In a statement supplied to TechCrunch, a Hurd spokeswoman described the lawmaker as "one of the loudest voices for bipartisanship in Congress," and touted his voting record on women's issues.

Eva Galperin, director of cybersecurity at the Electronic Frontier Foundation, said on Twitter that "a keynote from a lawmaker who doesn't believe women should have fundamental human rights is not a great way make women feel welcome in the infosec community."

Susan Hennessey, formerly an attorney at the National Security Agency and currently executive editor at Lawfare, described Hurd as "one of the smartest and most engaged members of Congress on cybersecurity, on either side of the aisle," and argued that to cancel his speech over abortion rights issues "promotes a flawed and counterproductive narrative that cybersecurity and election security are partisan."

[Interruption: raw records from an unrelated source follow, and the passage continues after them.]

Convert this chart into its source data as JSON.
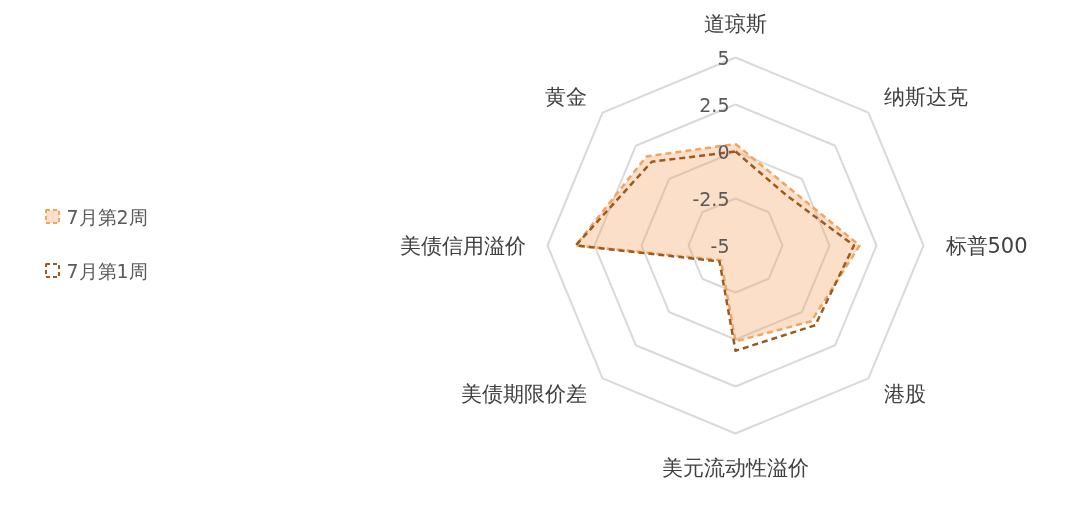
{
  "chart_data": {
    "type": "radar",
    "categories": [
      "道琼斯",
      "纳斯达克",
      "标普500",
      "港股",
      "美元流动性溢价",
      "美债期限价差",
      "美债信用溢价",
      "黄金"
    ],
    "ylim": [
      -5,
      5
    ],
    "yticks": [
      -5,
      -2.5,
      0,
      2.5,
      5
    ],
    "legend": "left",
    "line_style": "dashed",
    "marker": "none",
    "series": [
      {
        "name": "7月第2周",
        "color": "#f4a460",
        "values": [
          0.4,
          -0.8,
          1.6,
          0.7,
          0.1,
          -3.9,
          3.5,
          1.7
        ]
      },
      {
        "name": "7月第1周",
        "color": "#9c5a1f",
        "values": [
          0.0,
          -1.2,
          1.3,
          1.0,
          0.6,
          -3.8,
          3.5,
          1.3
        ]
      }
    ]
  }
}
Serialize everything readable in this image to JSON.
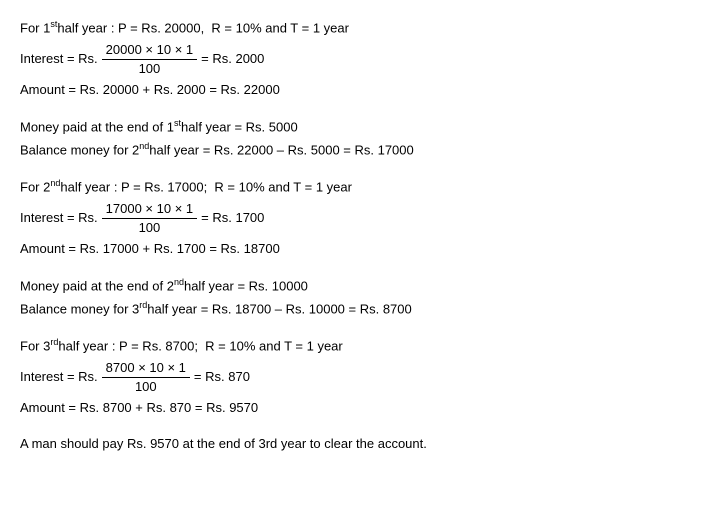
{
  "year1": {
    "heading": "For 1ˢᵗ half year : P = Rs. 20000,  R = 10% and T = 1 year",
    "interest_label": "Interest = Rs.",
    "frac_num": "20000 × 10 × 1",
    "frac_den": "100",
    "interest_result": "=   Rs. 2000",
    "amount": "Amount = Rs. 20000 + Rs. 2000 = Rs. 22000",
    "paid": "Money paid at the end of 1ˢᵗ half year = Rs. 5000",
    "balance": "Balance money for 2ⁿᵈ half year = Rs. 22000 – Rs. 5000 = Rs. 17000"
  },
  "year2": {
    "heading": "For 2ⁿᵈ half year : P = Rs. 17000;  R = 10% and T = 1 year",
    "interest_label": "Interest = Rs.",
    "frac_num": "17000 × 10 × 1",
    "frac_den": "100",
    "interest_result": "= Rs. 1700",
    "amount": "Amount = Rs. 17000 + Rs. 1700 = Rs. 18700",
    "paid": "Money paid at the end of 2ⁿᵈ half year = Rs. 10000",
    "balance": "Balance money for 3ʳᵈ half year = Rs. 18700 – Rs. 10000 = Rs. 8700"
  },
  "year3": {
    "heading": "For 3ʳᵈ half year : P = Rs. 8700;  R = 10% and T = 1 year",
    "interest_label": "Interest = Rs.",
    "frac_num": "8700 × 10 × 1",
    "frac_den": "100",
    "interest_result": "= Rs. 870",
    "amount": "Amount = Rs. 8700 + Rs. 870 = Rs. 9570"
  },
  "conclusion": "A man should pay Rs. 9570 at the end of 3rd year to clear the account."
}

*** The Office of Personnel Management was dinged in an oversight report complaining that the agency needed to do more to develop a plan to automate retirement processing for federal employees and eliminate paper filing. In the report, Government Accountability Office auditors noted that a proposed merger between OPM and the General Services Administration "has created additional uncertainty for OPM" adding that the potential for changes "make it difficult for OPM to plan for largescale changes in its operations."

*** Last week two Democratic senators, Ron Wyden of Oregon and presidential hopeful Amy Klochubar of Minnesota, wrote to FBI Director Christopher Wray to ask for details on any bureau probes of voting system intrusions perpetrated by Russian government operatives. The June 12 letter named VR Systems, a vendor alluded to in the report issued by Special Counsel Robert Muller on Russian interference in the 2016 U.S. elections.

In addition to seeking details on FBI probes of evidence of Russian tampering on VR Systems equipment, the lawmakers want to know "how is the FBI ensuring that local and state election officials feel comfortable reporting potential cybersecurity incidents" ahead of the 2020 vote.